Avec 18 % des voix au premier tour, un entre-deux-tours d’une incroyable démagogie raciste et réactionnaire, et Sarkozy finalement battu, Marine Le Pen se frotte les mains et se proclame « chef de l’opposition ».
Un chiffre a marqué les esprits : alors que le FN raillait Sarkozy en lui proposant une perruque blonde pour parfaire sa panoplie de vrai faux candidat de l’extrême droite, alors que Marine Le Pen annonçait qu’elle irait personnellement voter blanc, le total des bulletins blancs et nuls (2,146 millions) a dépassé de plus d’un million l’écart de voix entre Sarkozy et Hollande (1,135 million). C’est le résultat de bien d’autres choses que cette « consigne » frontiste (à commencer l’absence d’attente populaire à l’égard du PS), mais il fait sentir encore un peu plus à l’UMP le pouvoir de nuisance du FN.
Et déjà, aux législatives. En 1997, le FN (avec 15 % des voix) avait joué un rôle essentiel dans la défaite de la droite, en se maintenant au second tour dans 133 circonscriptions. Qu’en sera-t-il le 10 juin prochain ? Au premier tour de la présidentielle, le FN a dépassé les 12,5 % des inscrits (la barre nécessaire pour se maintenir au second tour dans des législatives) dans 353 circonscriptions sur un total de 577. Il a même obtenu plus de 20 % des voix dans 206. Même s’il y a un ressac des voix de l’extrême-droite aux législatives, et davantage d’abstention donc un plus grand nombre de voix requis pour se maintenir, les candidats UMP peuvent avoir la trouille...

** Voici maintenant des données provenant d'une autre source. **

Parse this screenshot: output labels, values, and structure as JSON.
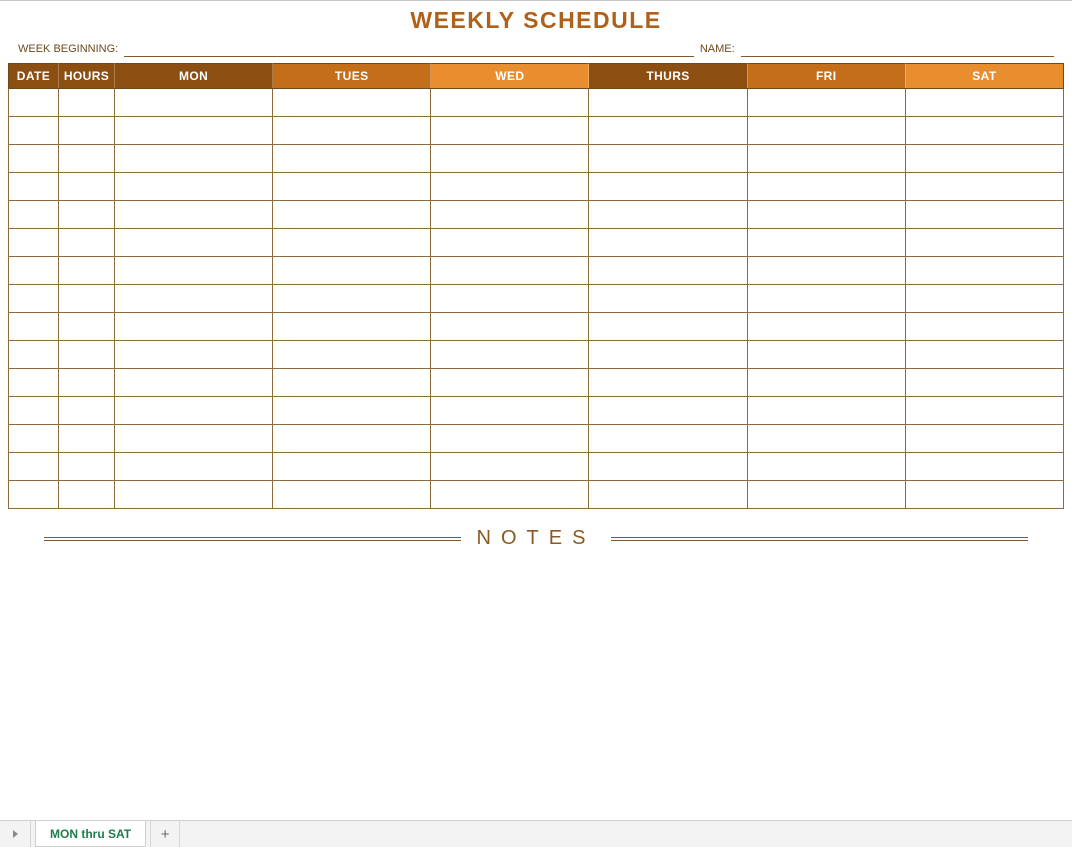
{
  "title": "WEEKLY SCHEDULE",
  "meta": {
    "week_beginning_label": "WEEK BEGINNING:",
    "week_beginning_value": "",
    "name_label": "NAME:",
    "name_value": ""
  },
  "columns": {
    "date": "DATE",
    "hours": "HOURS",
    "mon": "MON",
    "tues": "TUES",
    "wed": "WED",
    "thurs": "THURS",
    "fri": "FRI",
    "sat": "SAT"
  },
  "row_count": 15,
  "notes_label": "NOTES",
  "sheetbar": {
    "active_tab": "MON thru SAT"
  }
}
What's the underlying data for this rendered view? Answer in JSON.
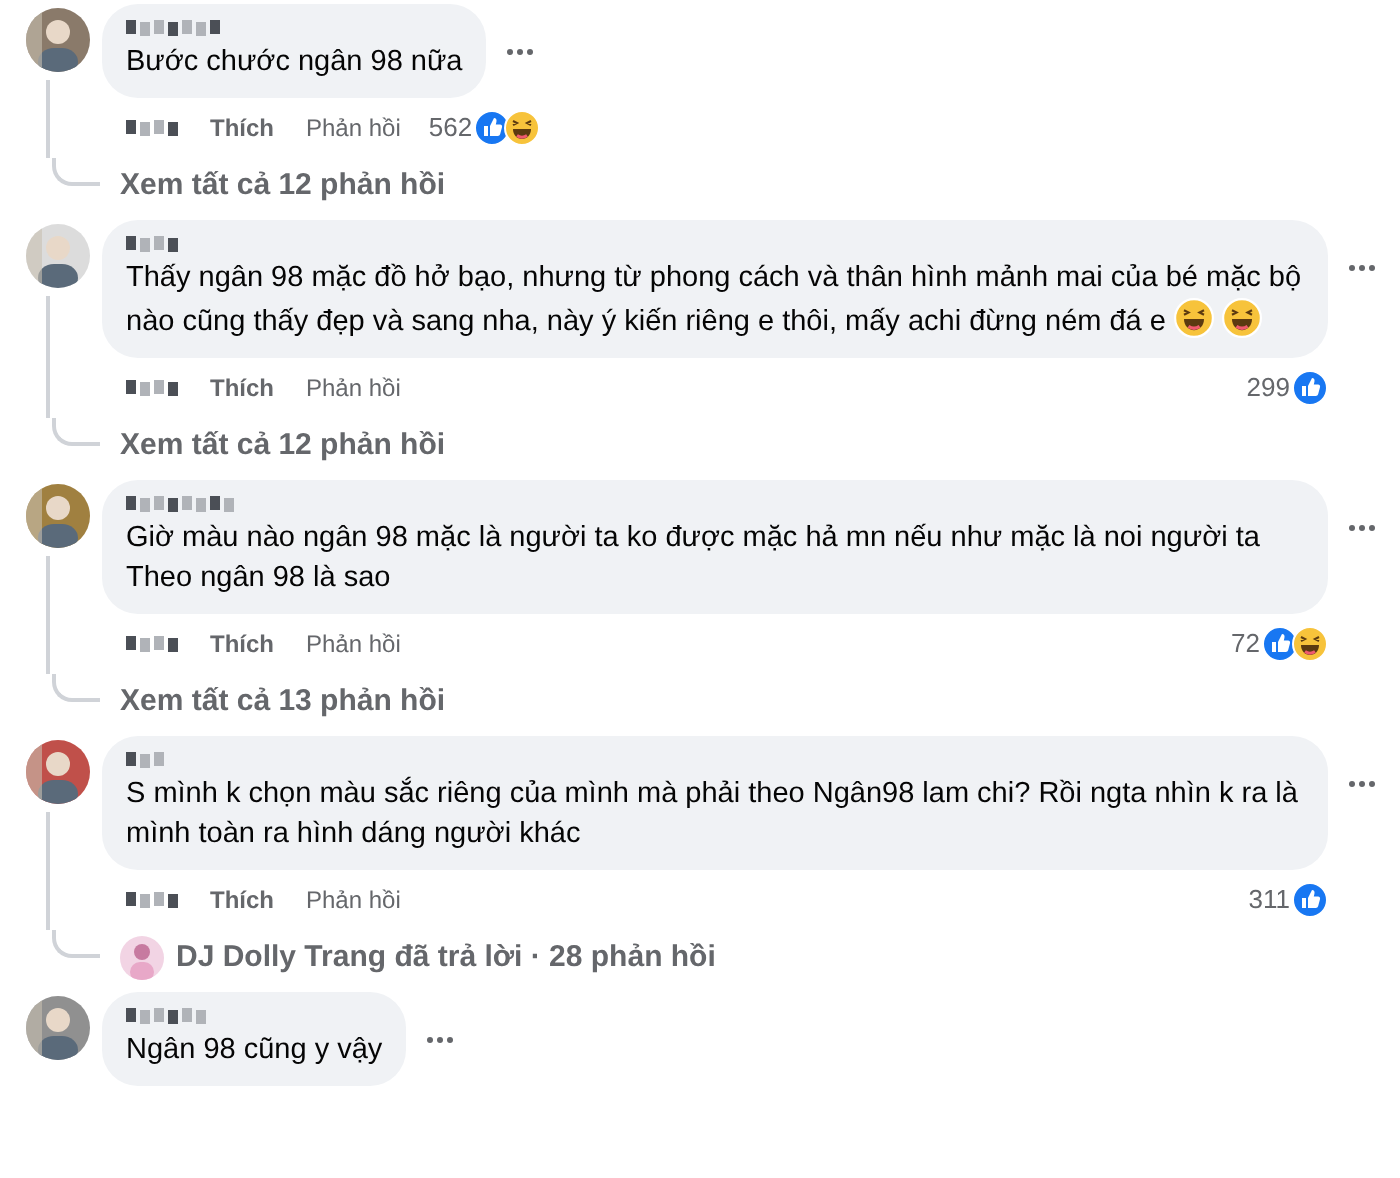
{
  "comments": [
    {
      "text": "Bước chước ngân 98 nữa",
      "actions": [
        "Thích",
        "Phản hồi"
      ],
      "reaction_count": "562",
      "reactions": [
        {
          "kind": "like"
        },
        {
          "kind": "haha"
        }
      ],
      "replies": {
        "text": "Xem tất cả 12 phản hồi"
      }
    },
    {
      "text": "Thấy ngân 98 mặc đồ hở bạo, nhưng từ phong cách và thân hình mảnh mai của bé mặc bộ nào cũng thấy đẹp và sang nha, này ý kiến riêng e thôi, mấy achi đừng ném đá e",
      "trailing_emoji": [
        {
          "kind": "haha"
        },
        {
          "kind": "haha"
        }
      ],
      "actions": [
        "Thích",
        "Phản hồi"
      ],
      "reaction_count": "299",
      "reactions": [
        {
          "kind": "like"
        }
      ],
      "replies": {
        "text": "Xem tất cả 12 phản hồi"
      }
    },
    {
      "text": "Giờ màu nào ngân 98 mặc là người ta ko được mặc hả mn nếu như mặc là noi người ta Theo ngân 98 là sao",
      "actions": [
        "Thích",
        "Phản hồi"
      ],
      "reaction_count": "72",
      "reactions": [
        {
          "kind": "like"
        },
        {
          "kind": "haha"
        }
      ],
      "replies": {
        "text": "Xem tất cả 13 phản hồi"
      }
    },
    {
      "text": "S mình k chọn màu sắc riêng của mình mà phải theo Ngân98 lam chi? Rồi ngta nhìn k ra là mình toàn ra hình dáng người khác",
      "actions": [
        "Thích",
        "Phản hồi"
      ],
      "reaction_count": "311",
      "reactions": [
        {
          "kind": "like"
        }
      ],
      "replies": {
        "kind": "replied",
        "name": "DJ Dolly Trang",
        "text": "đã trả lời · 28 phản hồi"
      }
    },
    {
      "text": "Ngân 98 cũng y vậy"
    }
  ]
}
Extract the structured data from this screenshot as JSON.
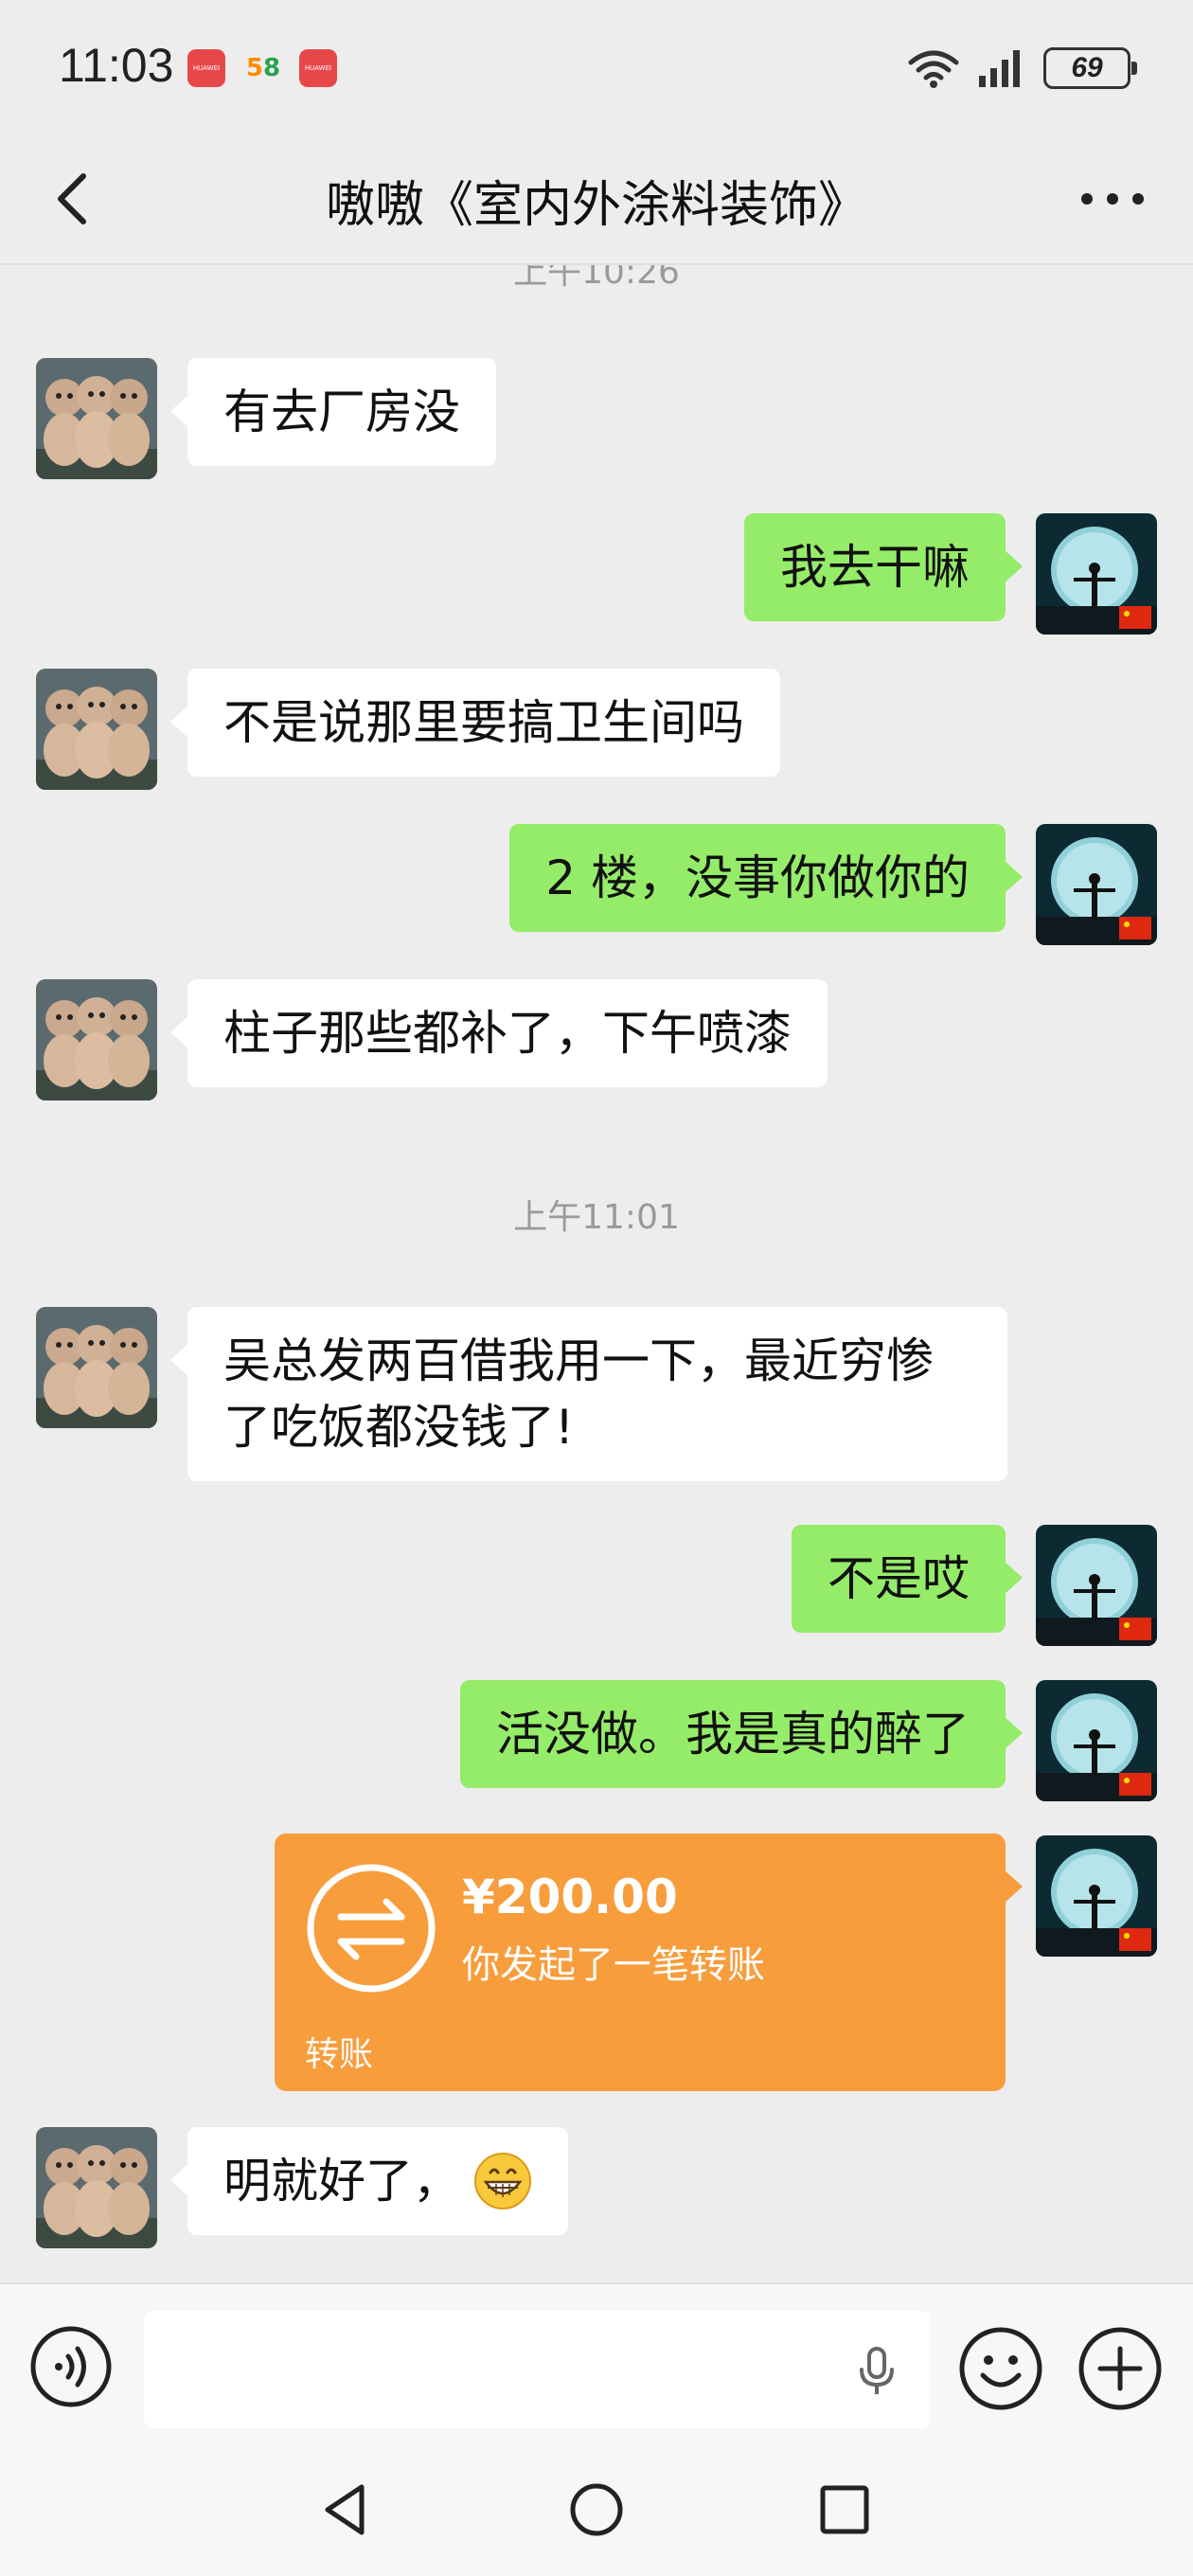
{
  "status_bar": {
    "time": "11:03",
    "badges": [
      "HUAWEI",
      "58",
      "HUAWEI"
    ],
    "battery": "69"
  },
  "header": {
    "title": "嗷嗷《室内外涂料装饰》"
  },
  "messages": [
    {
      "type": "time",
      "text": "上午10:26"
    },
    {
      "type": "text",
      "side": "left",
      "text": "有去厂房没"
    },
    {
      "type": "text",
      "side": "right",
      "text": "我去干嘛"
    },
    {
      "type": "text",
      "side": "left",
      "text": "不是说那里要搞卫生间吗"
    },
    {
      "type": "text",
      "side": "right",
      "text": "2 楼，没事你做你的"
    },
    {
      "type": "text",
      "side": "left",
      "text": "柱子那些都补了，下午喷漆"
    },
    {
      "type": "time",
      "text": "上午11:01"
    },
    {
      "type": "text",
      "side": "left",
      "text": "吴总发两百借我用一下，最近穷惨了吃饭都没钱了!"
    },
    {
      "type": "text",
      "side": "right",
      "text": "不是哎"
    },
    {
      "type": "text",
      "side": "right",
      "text": "活没做。我是真的醉了"
    },
    {
      "type": "transfer",
      "side": "right",
      "amount": "¥200.00",
      "desc": "你发起了一笔转账",
      "label": "转账"
    },
    {
      "type": "text",
      "side": "left",
      "text": "明就好了，",
      "emoji": "grinning-face"
    }
  ],
  "input_bar": {
    "placeholder": ""
  },
  "colors": {
    "background": "#ededed",
    "my_bubble": "#95ec69",
    "their_bubble": "#ffffff",
    "transfer_card": "#f79d3c"
  }
}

Le FN accentue donc la pression sur l’UMP. Il a annoncé que ses candidats se maintiendraient en cas de triangulaires avec le PS et l’UMP, et ne « choisiraient pas » en cas de duels UMP-PS. Bruno Gollnisch a confirmé l’existence d’une « liste noire de personnalités [de l’UMP] qui ont déclaré explicitement qu’elles préféraient un candidat socialo-communiste au Front national ». Et il a cité des gens fort suspects, effectivement, de complaisance gauchiste : Nathalie Kosciusko-Morizet, Claude Guéant et Jean-François Copé !
L’objectif du FN est de faire éclater l’UMP, pour imposer une recomposition politique dont il serait le centre ou l’un des grands pôles. Cela n’a rien d’impossible. Déjà, des députés UMP réclament d’aller au bout de la campagne hyper-droitière de Sarkozy. Quitte à dire presque la même chose sur l’immigration « incontrôlée », les chômeurs « assistés », les fonctionnaires « paresseux » et les syndicats « anti-France », pourquoi ne pas faire alliance, puisque le grand chef lui-même a dit que le FN est « compatible avec la République » ?
Et puis cela ne s’est-il pas fait ailleurs en Europe ? Dans l’Italie de Berlusconi, par exemple, où la Ligue du Nord se désolidarisait de la réforme des retraites, se taisait sur l’exemption massive d’impôts des riches et la strangulation financière des services publics, se consolait par des réformes crapuleuses anti-immigrés, et chauffait à blanc l’opinion en proposant d’autoriser la marine à tirer au canon sur les embarcations de migrants clandestins. C’est la politique d’austérité d’un gouvernement de centre-gauche qui avait ouvert la voie à la victoire de cette coalition du milliardaire banga-banga et des petits blancs racistes.